A critically acclaimed screenwriter and best-selling author is opening an incubator for local creatives.
Milwaukee native John Ridley – best known for penning the Academy Award-winning script for the 2013 smash-hit 12 Years a Slave – announced today that he’s moving forward with plans to open No Studios, a creative arts hub in downtown Milwaukee.
Ridley and his business partner, County Executive Chris Abele, have purchased a 40,000-square-foot building in the Pabst Brewery Complex on McKinley Ave. The two are currently overseeing extensive renovations to the building, intent upon transforming it into a profitable creative hub for filmmakers and other artists.
The building will feature a 50-seat screening room, food and beverage services, galleries, a rooftop event space and studio spaces available for short- and long-term leases.
According to a recent press release, “The name No Studios was hand-picked by Ridley and embodies a double meaning. No is the Japanese root word for skill, talent, artistic endeavor, while the English word no is one that artists hear many times throughout their careers and yet continue to create, in spite of many obstacles.”
No Studios is slated to open some time in September with a weekend of special programming – including film screenings, performances, readings, art exhibitions and discussions.
Ridley sat down with us this afternoon to answer some of our burning questions about the studio space and his work:
How could a creative arts hub help revitalize Milwaukee?
I certainly hope it could encourage artists who already here to do more, to share their stories, to get those stories across the country and around the world.
Local films like Blood at the Doorstep have resonated – fortunately and unfortunately – with citizens in cities across America. So if we can provide a space for artists to come in and work and meet other like-minded individuals, that’s terrific. If we can build a conduit from Milwaukee to other cities, that’s terrific.
This is a wonderful, vibrant city. It’s dealing with so many of the issues that many other cities are dealing with. But it’s also small enough to allow a few determined individuals to make a real difference. People like you and me can change it for the better.

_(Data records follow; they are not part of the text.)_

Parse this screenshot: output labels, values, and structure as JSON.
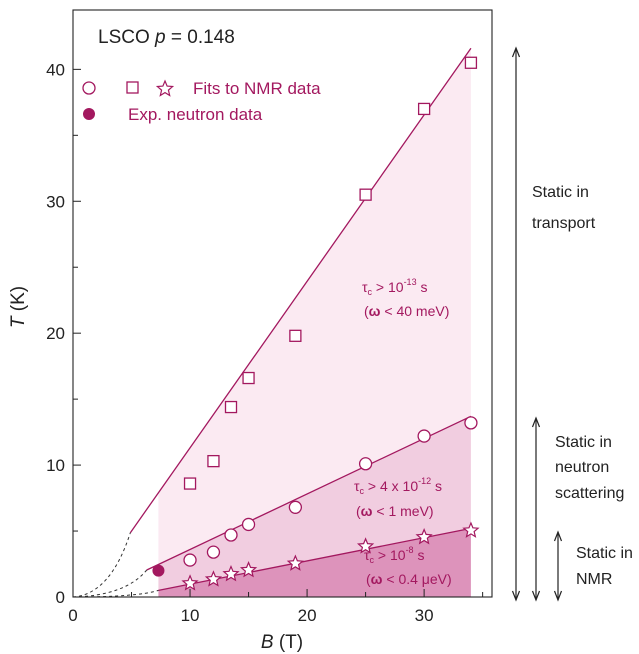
{
  "chart_data": {
    "type": "scatter",
    "title_parts": [
      "LSCO ",
      "p",
      " = 0.148"
    ],
    "xlabel_italic": "B",
    "xlabel_unit": " (T)",
    "ylabel_italic": "T",
    "ylabel_unit": " (K)",
    "xlim": [
      0,
      35.8
    ],
    "ylim": [
      0,
      44.5
    ],
    "x_ticks": [
      0,
      10,
      20,
      30
    ],
    "y_ticks": [
      0,
      10,
      20,
      30,
      40
    ],
    "legend": {
      "nmr_label": "Fits to NMR data",
      "neutron_label": "Exp. neutron data"
    },
    "colors": {
      "series": "#a3185f",
      "band_top": "#fbeaf2",
      "band_mid": "#f1cde0",
      "band_low": "#dd93bb",
      "axis": "#222222"
    },
    "series": [
      {
        "marker": "square",
        "x": [
          10,
          12,
          13.5,
          15,
          19,
          25,
          30,
          34
        ],
        "y": [
          8.6,
          10.3,
          14.4,
          16.6,
          19.8,
          30.5,
          37.0,
          40.5
        ],
        "fit": [
          [
            5.0,
            5.0
          ],
          [
            34,
            41.6
          ]
        ]
      },
      {
        "marker": "circle",
        "x": [
          10,
          12,
          13.5,
          15,
          19,
          25,
          30,
          34
        ],
        "y": [
          2.8,
          3.4,
          4.7,
          5.5,
          6.8,
          10.1,
          12.2,
          13.2
        ],
        "fit": [
          [
            5.0,
            1.5
          ],
          [
            34,
            13.7
          ]
        ]
      },
      {
        "marker": "star",
        "x": [
          10,
          12,
          13.5,
          15,
          19,
          25,
          30,
          34
        ],
        "y": [
          1.1,
          1.4,
          1.8,
          2.1,
          2.6,
          3.9,
          4.6,
          5.1
        ],
        "fit": [
          [
            7.3,
            0.5
          ],
          [
            34,
            5.2
          ]
        ]
      },
      {
        "marker": "filled-circle",
        "x": [
          7.3
        ],
        "y": [
          2.0
        ]
      }
    ],
    "annotations": [
      {
        "base": "τ",
        "sub": "c",
        "mid": " > 10",
        "sup": "-13",
        "tail": " s"
      },
      {
        "base": "τ",
        "sub": "c",
        "mid": " > 4 x 10",
        "sup": "-12",
        "tail": " s"
      },
      {
        "base": "τ",
        "sub": "c",
        "mid": " > 10",
        "sup": "-8",
        "tail": " s"
      }
    ],
    "annotations_line2": [
      {
        "omega": "ω",
        "rest": " < 40 meV"
      },
      {
        "omega": "ω",
        "rest": " < 1 meV"
      },
      {
        "omega": "ω",
        "rest": " < 0.4 μeV"
      }
    ],
    "regions": [
      {
        "lines": [
          "Static in",
          "transport"
        ]
      },
      {
        "lines": [
          "Static in",
          "neutron",
          "scattering"
        ]
      },
      {
        "lines": [
          "Static in",
          "NMR"
        ]
      }
    ]
  }
}
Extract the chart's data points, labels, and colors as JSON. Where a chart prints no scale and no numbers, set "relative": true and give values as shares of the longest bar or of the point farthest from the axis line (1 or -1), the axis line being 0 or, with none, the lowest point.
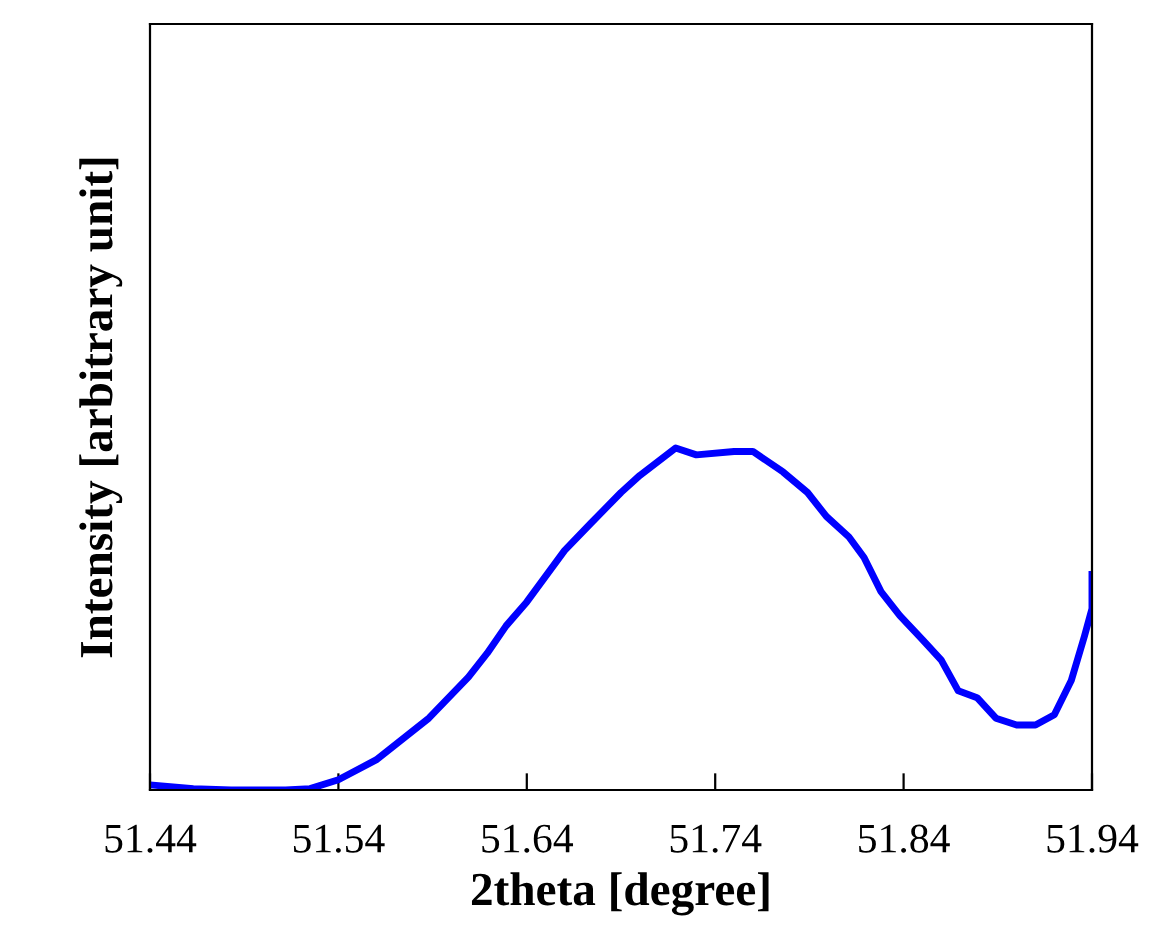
{
  "chart_data": {
    "type": "line",
    "xlabel": "2theta [degree]",
    "ylabel": "Intensity [arbitrary unit]",
    "relative": true,
    "xlim": [
      51.44,
      51.94
    ],
    "xticks": [
      51.44,
      51.54,
      51.64,
      51.74,
      51.84,
      51.94
    ],
    "marker": "none",
    "line_style": "solid",
    "series": [
      {
        "color": "#0000ff",
        "x": [
          51.44,
          51.463,
          51.483,
          51.512,
          51.525,
          51.54,
          51.56,
          51.588,
          51.609,
          51.619,
          51.629,
          51.64,
          51.66,
          51.674,
          51.69,
          51.7,
          51.719,
          51.73,
          51.75,
          51.76,
          51.776,
          51.789,
          51.799,
          51.811,
          51.819,
          51.828,
          51.838,
          51.85,
          51.86,
          51.869,
          51.879,
          51.889,
          51.9,
          51.91,
          51.92,
          51.929,
          51.936,
          51.94,
          51.94
        ],
        "values": [
          0.015,
          0.004,
          0,
          0,
          0.004,
          0.03,
          0.088,
          0.21,
          0.33,
          0.4,
          0.48,
          0.55,
          0.7,
          0.78,
          0.87,
          0.92,
          1.0,
          0.98,
          0.99,
          0.99,
          0.93,
          0.87,
          0.8,
          0.74,
          0.68,
          0.58,
          0.51,
          0.44,
          0.38,
          0.29,
          0.27,
          0.21,
          0.19,
          0.19,
          0.22,
          0.32,
          0.45,
          0.53,
          0.63
        ]
      }
    ]
  }
}
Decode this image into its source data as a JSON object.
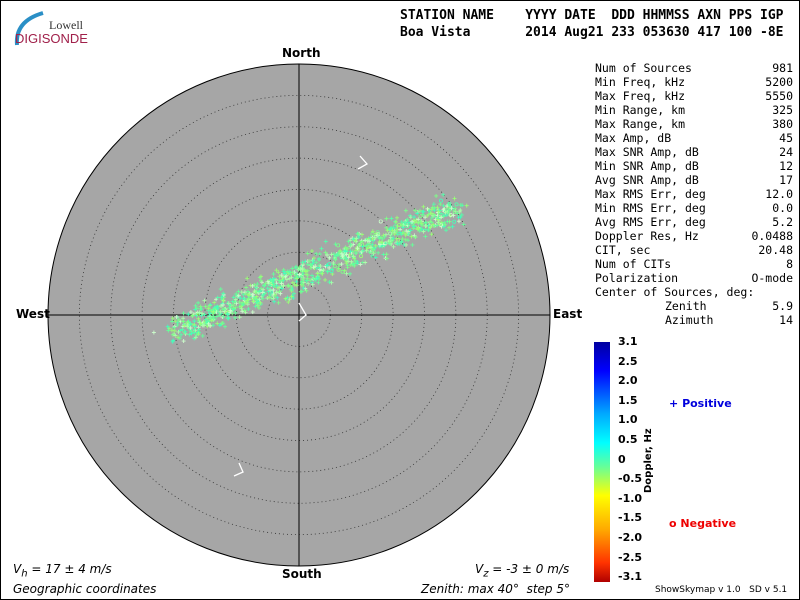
{
  "logo": {
    "line1": "Lowell",
    "line2": "DIGISONDE"
  },
  "header": {
    "labels": "STATION NAME    YYYY DATE  DDD HHMMSS AXN PPS IGP",
    "values": "Boa Vista       2014 Aug21 233 053630 417 100 -8E"
  },
  "compass": {
    "north": "North",
    "south": "South",
    "east": "East",
    "west": "West"
  },
  "stats": [
    {
      "label": "Num of Sources",
      "value": "981"
    },
    {
      "label": "Min Freq, kHz",
      "value": "5200"
    },
    {
      "label": "Max Freq, kHz",
      "value": "5550"
    },
    {
      "label": "Min Range, km",
      "value": "325"
    },
    {
      "label": "Max Range, km",
      "value": "380"
    },
    {
      "label": "Max Amp, dB",
      "value": "45"
    },
    {
      "label": "Max SNR Amp, dB",
      "value": "24"
    },
    {
      "label": "Min SNR Amp, dB",
      "value": "12"
    },
    {
      "label": "Avg SNR Amp, dB",
      "value": "17"
    },
    {
      "label": "Max RMS Err, deg",
      "value": "12.0"
    },
    {
      "label": "Min RMS Err, deg",
      "value": "0.0"
    },
    {
      "label": "Avg RMS Err, deg",
      "value": "5.2"
    },
    {
      "label": "Doppler Res, Hz",
      "value": "0.0488"
    },
    {
      "label": "CIT, sec",
      "value": "20.48"
    },
    {
      "label": "Num of CITs",
      "value": "8"
    },
    {
      "label": "Polarization",
      "value": "O-mode"
    }
  ],
  "center": {
    "label": "Center of Sources, deg:",
    "zenith_label": "Zenith",
    "zenith": "5.9",
    "azimuth_label": "Azimuth",
    "azimuth": "14"
  },
  "footer": {
    "vh": "V",
    "vh_sub": "h",
    "vh_rest": " = 17 ± 4 m/s",
    "vz": "V",
    "vz_sub": "z",
    "vz_rest": " = -3 ± 0 m/s",
    "coords": "Geographic coordinates",
    "zenith": "Zenith: max 40°  step 5°",
    "version": "ShowSkymap v 1.0   SD v 5.1"
  },
  "legend": {
    "positive": "Positive",
    "negative": "Negative",
    "positive_symbol": "+",
    "negative_symbol": "o",
    "positive_color": "#0000dd",
    "negative_color": "#ee0000"
  },
  "colorbar": {
    "title": "Doppler, Hz",
    "ticks": [
      "3.1",
      "2.5",
      "2.0",
      "1.5",
      "1.0",
      "0.5",
      "0",
      "-0.5",
      "-1.0",
      "-1.5",
      "-2.0",
      "-2.5",
      "-3.1"
    ]
  },
  "chart_data": {
    "type": "scatter",
    "projection": "polar skymap",
    "zenith_max_deg": 40,
    "zenith_step_deg": 5,
    "num_sources": 981,
    "color_scale": {
      "label": "Doppler, Hz",
      "range": [
        -3.1,
        3.1
      ]
    },
    "cluster": {
      "center_zenith_deg": 5.9,
      "center_azimuth_deg": 14,
      "dominant_doppler_hz": 0.2
    },
    "background_color": "#a6a6a6"
  }
}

Will you be visiting Milwaukee often to help oversee the space?
We have a team in place that’s overseeing the infrastructure of the building itself. Steve Mech is very much a part of that and my sister [New York-based investment banker Lisa Caesar] too. And I’m in Los Angeles with a team of individuals working on branding and awareness, while also thinking about issues that Milwaukee Film and the Milwaukee Filmmaker Alliance might be sensitive to. What can we do to be brand ambassadors for them in other spaces?
Will No Studios focus on fostering local talent or on bringing national talent to Milwaukee?
We want to find ways to build relationships outside of the Milwaukee area. And part of that is trying to be a driver, trying to bring people in and provide them with experiences at No Studios that they can’t find anywhere else.
We want to be able to say to all kinds of folks that there are things here that you should be interested in, to communicate to people who might otherwise feel excluded that you can be a part of what’s going on. That’s part of why we decided to establish ourselves as a for-profit business. It enables us to set up special screenings, say, of Black Panther, or a local film like Blood at the Doorstep – the work we’re doing on the one end will help sustain the work we’re doing on the other.
It sounds like audience engagement is important to you too.
Absolutely. And I think the audience is here. If a filmmaker or actor or artist is coming through the city, I’d love to be able to invite them to the studios for a talk-back. I absolutely believe in the importance of audience engagement, and I see it as my job to cultivate that engagement.
Shifting gears, why did you want to become a writer? Was it something you always wanted, even while growing up in Milwaukee?
Not having any other marketable skills – it felt like writing was about it for me. Oddly enough, I didn’t much like to read or write as a kid. I liked film. I liked seeing stories, but I couldn’t find many people like myself in those stories. Over the years, it’s been gratifying to try to create spaces for people to tell stories like mine, and to see a lot of individuals tell stories about identity, or gender, or socioeconomic differences.
I’ve been very fortunate. I’ve been able to do what I’m passionate about.